Stir-fries are adaptable and adjustable. For example, you can make a potato or even an eggplant stir fry, and they’re a fantastic way to convince your kids to eat more vegetables. Begin by finely slicing a variety of vibrant veggies, including snap peas, broccoli, carrots, bell peppers, and mushrooms. In a skillet or wok, heat a small amount of oil and sauté the veggies until they are crisp-tender. Add your preferred stir-fry sauce, which is often prepared with soy sauce, ginger, garlic, and a small amount of maple syrup for flavor. Your kids will appreciate this filling and colorful vegetable stir-fry served over cooked rice or noodles for a full supper.

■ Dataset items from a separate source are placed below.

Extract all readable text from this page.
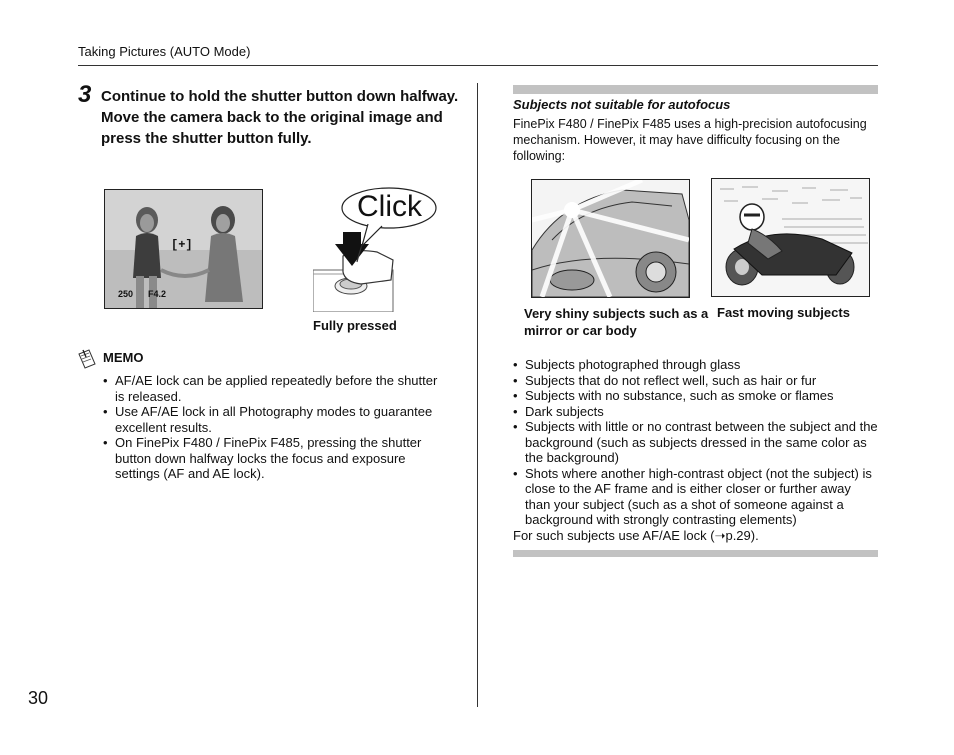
Taking Pictures (AUTO Mode)
30
3 Continue to hold the shutter button down halfway. Move the camera back to the original image and press the shutter button fully.
[+]
250 F4.2
Click
Fully pressed
MEMO
• AF/AE lock can be applied repeatedly before the shutter is released.
• Use AF/AE lock in all Photography modes to guarantee excellent results.
• On FinePix F480 / FinePix F485, pressing the shutter button down halfway locks the focus and exposure settings (AF and AE lock).
Subjects not suitable for autofocus
FinePix F480 / FinePix F485 uses a high-precision autofocusing mechanism. However, it may have difficulty focusing on the following:
Very shiny subjects such as a mirror or car body
Fast moving subjects
• Subjects photographed through glass
• Subjects that do not reflect well, such as hair or fur
• Subjects with no substance, such as smoke or flames
• Dark subjects
• Subjects with little or no contrast between the subject and the background (such as subjects dressed in the same color as the background)
• Shots where another high-contrast object (not the subject) is close to the AF frame and is either closer or further away than your subject (such as a shot of someone against a background with strongly contrasting elements)
For such subjects use AF/AE lock (➝p.29).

This dish not only has a ton of nutrients and fiber, but it also looks good, which encourages kids to eat their vegetables.

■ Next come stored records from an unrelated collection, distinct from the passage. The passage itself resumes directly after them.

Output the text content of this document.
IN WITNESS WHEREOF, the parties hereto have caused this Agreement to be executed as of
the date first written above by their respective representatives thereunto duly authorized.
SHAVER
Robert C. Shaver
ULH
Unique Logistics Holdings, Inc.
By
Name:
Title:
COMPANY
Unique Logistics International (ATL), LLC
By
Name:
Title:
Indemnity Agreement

  1. Creamy Vegan Mac and Cheese

Many children love mac and cheese, a traditional comfort dish that is simple to prepare vegan version at home. Begin by preparing your preferred pasta following the directions on the package. Make a rich, velvety cheese sauce using cashews, nutritional yeast, milk made from plants, and seasonings while the pasta cooks. Pour the sauce over the pasta that has been cooked after blending it until it’s smooth and creamy. To ensure that the cheese sauce coats the pasta uniformly, mix thoroughly. If you want to sneak in some additional nutrients, you may also add cooked veggies like peas or broccoli. Your kids will love this rich vegan mac and cheese, which gives them a filling and cozy dinner that’s also filled with nutrition.

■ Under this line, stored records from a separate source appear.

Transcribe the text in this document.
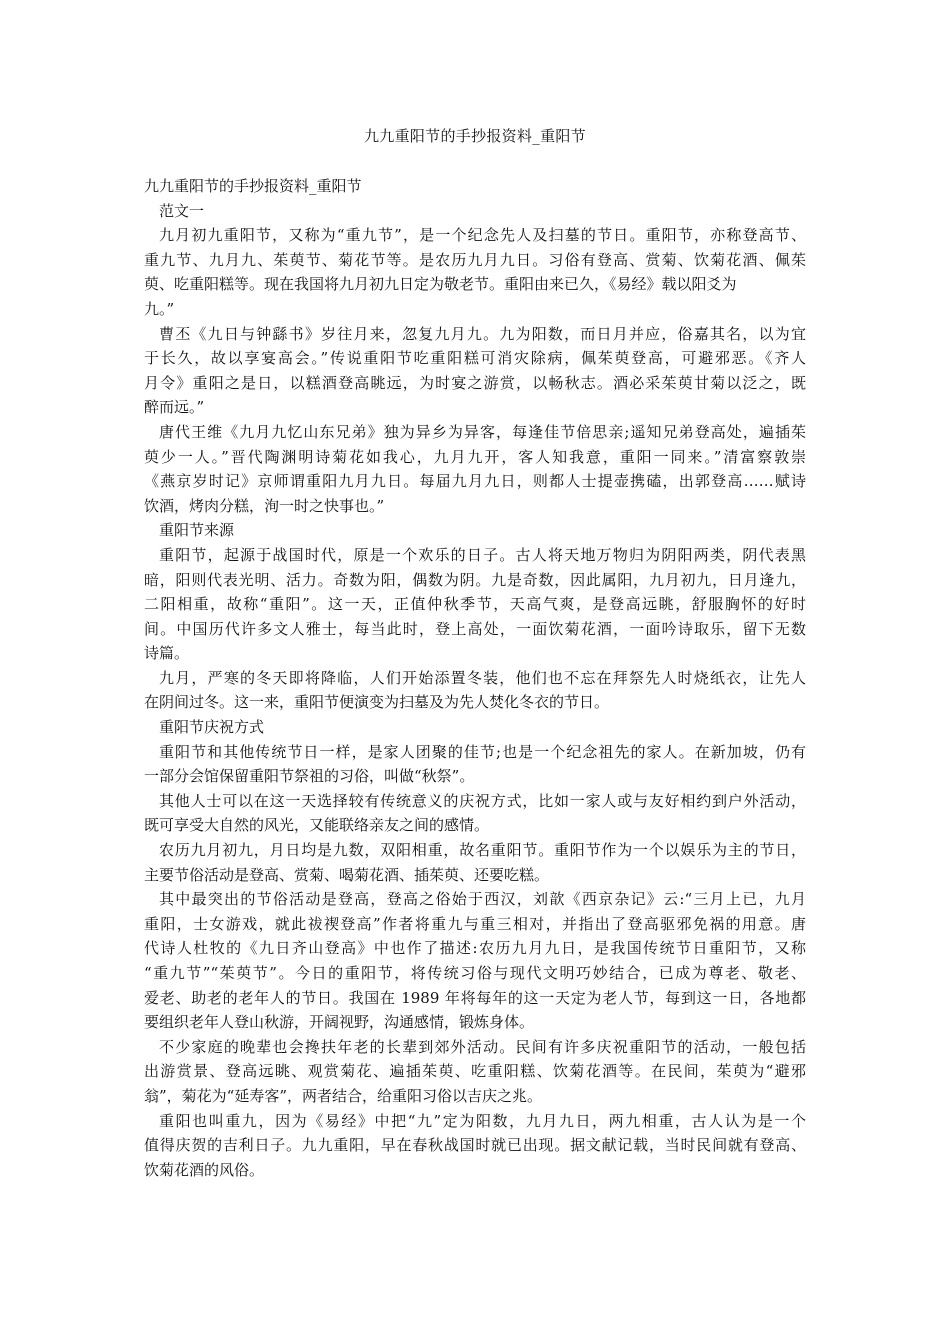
九九重阳节的手抄报资料_重阳节
九九重阳节的手抄报资料_重阳节
范文一
九月初九重阳节，又称为“重九节”，是一个纪念先人及扫墓的节日。重阳节，亦称登高节、
重九节、九月九、茱萸节、菊花节等。是农历九月九日。习俗有登高、赏菊、饮菊花酒、佩茱
萸、吃重阳糕等。现在我国将九月初九日定为敬老节。重阳由来已久，《易经》载以阳爻为
九。”
曹丕《九日与钟繇书》岁往月来，忽复九月九。九为阳数，而日月并应，俗嘉其名，以为宜
于长久，故以享宴高会。”传说重阳节吃重阳糕可消灾除病，佩茱萸登高，可避邪恶。《齐人
月令》重阳之是日，以糕酒登高眺远，为时宴之游赏，以畅秋志。酒必采茱萸甘菊以泛之，既
醉而远。”
唐代王维《九月九忆山东兄弟》独为异乡为异客，每逢佳节倍思亲;遥知兄弟登高处，遍插茱
萸少一人。”晋代陶渊明诗菊花如我心，九月九开，客人知我意，重阳一同来。”清富察敦崇
《燕京岁时记》京师谓重阳九月九日。每届九月九日，则都人士提壶携磕，出郭登高……赋诗
饮酒，烤肉分糕，洵一时之快事也。”
重阳节来源
重阳节，起源于战国时代，原是一个欢乐的日子。古人将天地万物归为阴阳两类，阴代表黑
暗，阳则代表光明、活力。奇数为阳，偶数为阴。九是奇数，因此属阳，九月初九，日月逢九，
二阳相重，故称“重阳”。这一天，正值仲秋季节，天高气爽，是登高远眺，舒服胸怀的好时
间。中国历代许多文人雅士，每当此时，登上高处，一面饮菊花酒，一面吟诗取乐，留下无数
诗篇。
九月，严寒的冬天即将降临，人们开始添置冬装，他们也不忘在拜祭先人时烧纸衣，让先人
在阴间过冬。这一来，重阳节便演变为扫墓及为先人焚化冬衣的节日。
重阳节庆祝方式
重阳节和其他传统节日一样，是家人团聚的佳节;也是一个纪念祖先的家人。在新加坡，仍有
一部分会馆保留重阳节祭祖的习俗，叫做“秋祭”。
其他人士可以在这一天选择较有传统意义的庆祝方式，比如一家人或与友好相约到户外活动，
既可享受大自然的风光，又能联络亲友之间的感情。
农历九月初九，月日均是九数，双阳相重，故名重阳节。重阳节作为一个以娱乐为主的节日，
主要节俗活动是登高、赏菊、喝菊花酒、插茱萸、还要吃糕。
其中最突出的节俗活动是登高，登高之俗始于西汉，刘歆《西京杂记》云:“三月上已，九月
重阳，士女游戏，就此祓禊登高”作者将重九与重三相对，并指出了登高驱邪免祸的用意。唐
代诗人杜牧的《九日齐山登高》中也作了描述:农历九月九日，是我国传统节日重阳节，又称
“重九节”“茱萸节”。今日的重阳节，将传统习俗与现代文明巧妙结合，已成为尊老、敬老、
爱老、助老的老年人的节日。我国在 1989 年将每年的这一天定为老人节，每到这一日，各地都
要组织老年人登山秋游，开阔视野，沟通感情，锻炼身体。
不少家庭的晚辈也会搀扶年老的长辈到郊外活动。民间有许多庆祝重阳节的活动，一般包括
出游赏景、登高远眺、观赏菊花、遍插茱萸、吃重阳糕、饮菊花酒等。在民间，茱萸为“避邪
翁”，菊花为“延寿客”，两者结合，给重阳习俗以吉庆之兆。
重阳也叫重九，因为《易经》中把“九”定为阳数，九月九日，两九相重，古人认为是一个
值得庆贺的吉利日子。九九重阳，早在春秋战国时就已出现。据文献记载，当时民间就有登高、
饮菊花酒的风俗。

  1. Peanut Butter Banana Oatmeal

Make peanut butter, bananas oatmeal for a healthy and kid-friendly breakfast alternative. To begin, bring water or plant-based milk to a boil and simmer rolled oats until soft and creamy. Mash a ripe banana and mix it into the oatmeal with a dab of peanut butter while the oats are cooking. Breakfast is made tasty and filling when the inherent sweetness that comes from the banana combines with the nutty taste of the peanut butter. For added taste and texture, you may also top with chopped nuts, banana slices, or a drizzle of maple syrup. Not only is this peanut butter banana oatmeal simple to prepare, but it also offers a good amount of protein, fiber, and other vital elements to fuel your kid’s days.

  1. Veggie-loaded Vegan Pizza

Kids love pizza, and making a vegan one at home is a simple and healthy option. To begin, lightly coat a whole wheat tortilla or prepared pizza dough with marinara sauce and tomato paste. Add a variety of vibrant veggies, such as bell peppers, cherry tomatoes, spinach, fungi, and olives, on the pizza’s top. For a cheesy taste, you may also add nutritional yeast or plant-based cheese. Pizza should be baked in the oven until its toppings are light brown and the dough is crispy. This veggie-loaded vegetarian pizza is not only tasty, but it also gives your kids a healthy and filling lunch with a balanced intake of vitamins, protein, and carbs.

  1. Banana Pancakes

Kids adore banana pancakes as a delightful, entertaining, and simple-to-make breakfast alternative. In a bowl, first mash ripe bananas till smooth. Next, combine the mashed bananas with the baking powder, flour, milk made from plants, and a small amount of vanilla essence. Mix thoroughly. Pancakes are made by adding a small quantity of batter to a skillet that has been heated with a little oil or vegan butter over medium heat. Fry until surface bubbles appear, then turn and continue cooking until both sides are golden brown. For a tasty and healthy breakfast treat, serve banana pancakes with a drizzle of maple syrup, juicy fruit, or a dollop of dairy-free yogurt.

Conclusion

Finally, your kids will love these five simple vegan recipes that you can make at home. There’s plenty for everyone, including creamy vegan mac & cheese and colorful stir-fried vegetables. You can guarantee your children’s diet has the vital nutrients they require to flourish and promote good eating habits from an early age by serving them more plant-based meals.